There is already abundant evidence of the fossil fuel sector’s history of misinformation, thanks to reporting, research and congressional investigations. That means lawyers can be highly targeted in the discovery process, potentially providing fodder for future litigation, Muffett said.
New approaches
Each of the two dozen disinformation cases are based on some combination of four different legal theories: tort law, product liability, consumer protection – and, most recently, racketeering.
In late April, lawyers for the city of Hoboken amended a 2020 complaint to allege that the defendants violated New Jersey’s racketeering laws by conspiring to sow doubt about climate change.
It marked the first-ever state-level lawsuit of its kind, following one last year in which 16 Puerto Rico cities brought federal racketeering charges, originally used to bring down criminal enterprises like the mafia, against big oil.
A lone lodgepole pine stands in an area logged after an infestation of the mountain pine beetle killed most of the trees in the stand in Beaverhead-Deerlodge National Forest in 2019. Photograph: Chip Somodevilla/Getty Images
Unlike some previous cases, Hoboken’s amended lawsuit focuses not only on past misinformation, but also on contemporary greenwashing – something that could feature prominently in future cases.
Coming litigation might also target financial institutions like banks and asset managers that back fossil fuel expansion, as well as companies involved in the production of energy, food and plastics – strategies already seen in other countries.
Strides in scientific attempts to attribute particular climate disasters to specific actors could open the door to new litigation, said Merner. Groundbreaking research last month quantified the amount of annual climate reparations top fossil fuel companies owe to frontline communities, while a Union of Concerned Scientists study released the same week attributed an amount of acreage burned by forest fires to top emitters.

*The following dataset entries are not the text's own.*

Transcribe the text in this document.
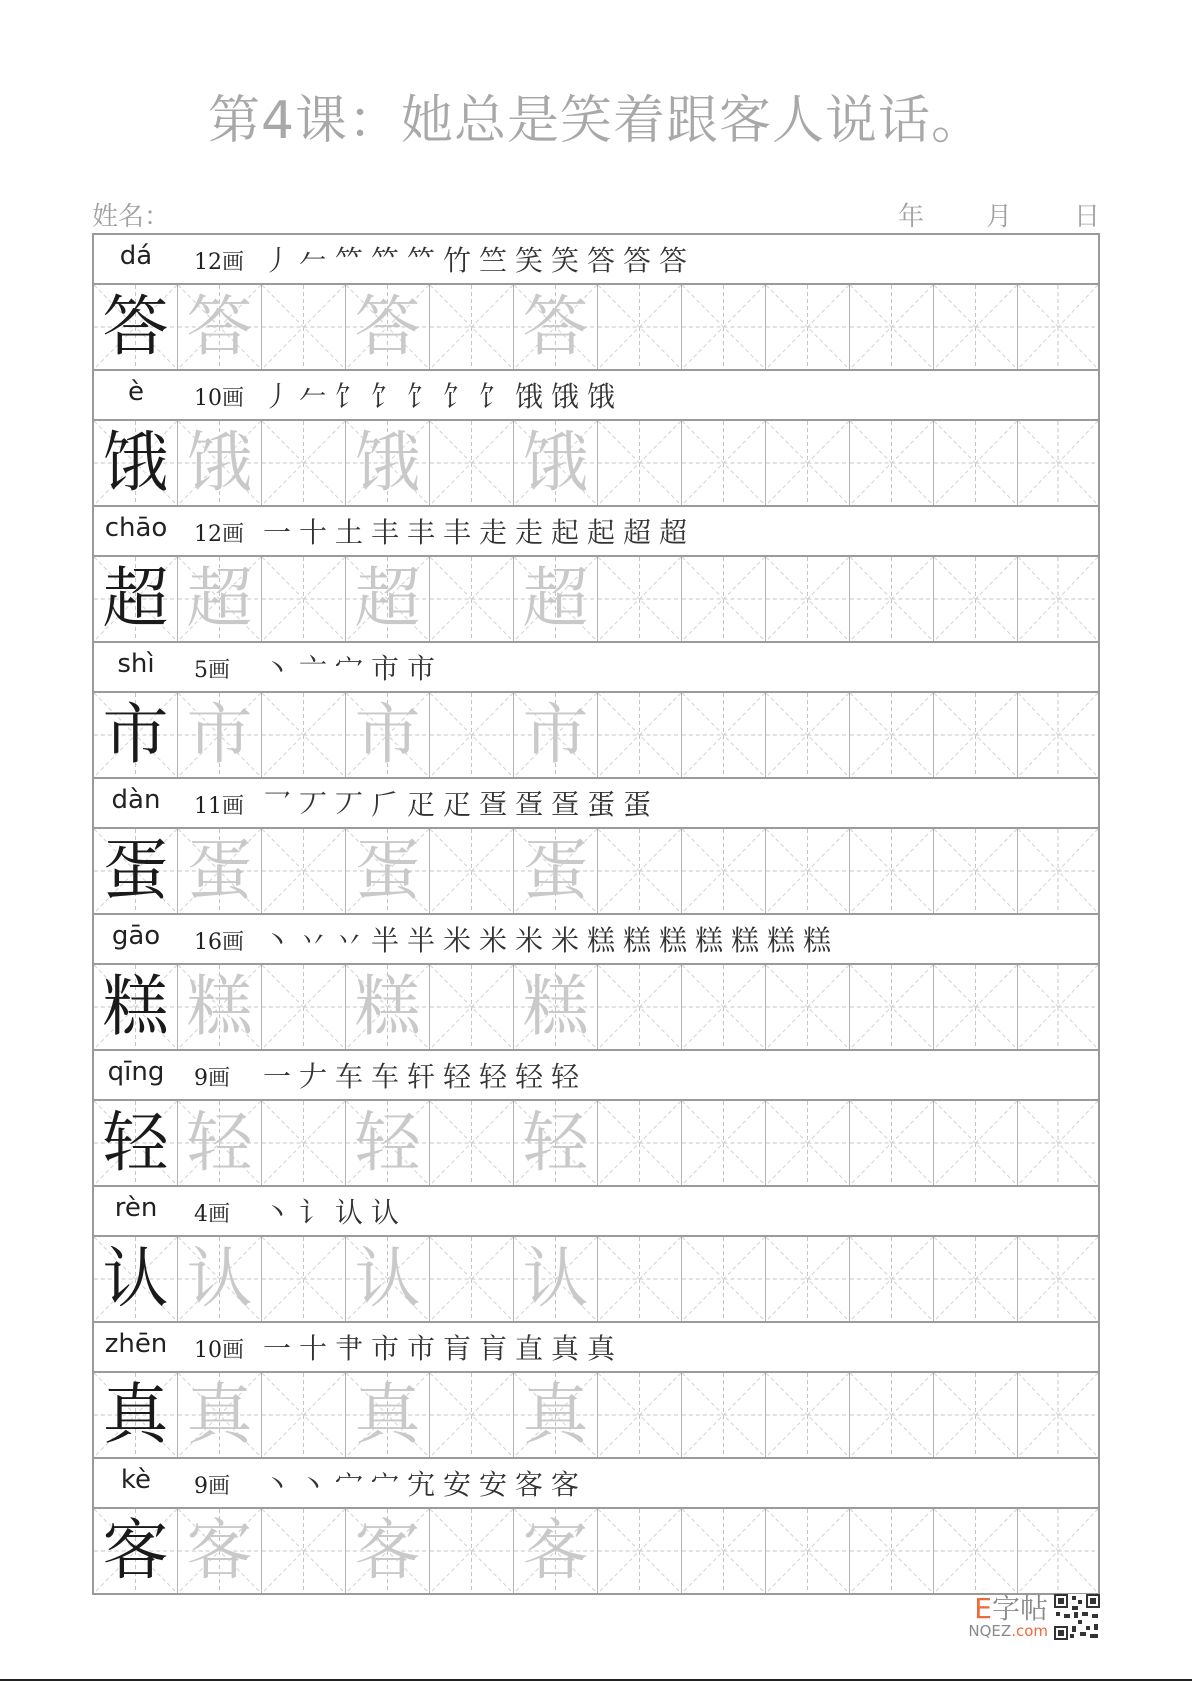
第4课：她总是笑着跟客人说话。
姓名：	年 月 日
dá	12画 丿 𠂉 𥫗 𥫗 𥫗 竹 竺 笑 笑 答 答 答
答 答 答 答
è	10画 丿 𠂉 饣 饣 饣 饣 饣 饿 饿 饿
饿 饿 饿 饿
chāo	12画 一 十 土 丰 丰 丰 走 走 起 起 超 超
超 超 超 超
shì	5画 丶 亠 宀 市 市
市 市 市 市
dàn	11画 乛 丆 丆 𠂆 疋 疋 疍 疍 疍 蛋 蛋
蛋 蛋 蛋 蛋
gāo	16画 丶 丷 丷 半 半 米 米 米 米 糕 糕 糕 糕 糕 糕 糕
糕 糕 糕 糕
qīng	9画 一 𠂇 车 车 轩 轻 轻 轻 轻
轻 轻 轻 轻
rèn	4画 丶 讠 认 认
认 认 认 认
zhēn	10画 一 十 肀 市 市 肓 肓 直 真 真
真 真 真 真
kè	9画 丶 丶 宀 宀 宄 安 安 客 客
客 客 客 客
E字帖
NQEZ.com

A study last month examined litigation against fossil fuel majors and found that the filing of a new case or a court decision against a corporation took a slight toll on their finances. Novel developments – including a groundbreaking 2021 Netherlands court ruling ordering Shell to substantially slash its carbon emissions, and an unprecedented transnational claim filed in 2012 by a Peruvian farmer against a German energy company – yielded bigger blows.
Sankar, of Earthjustice, said he expects to see new forms of climate litigation in future years. “As the impact on states and localities increases, they are increasingly going to be looking for ways in which their state and local laws protect them,” he said.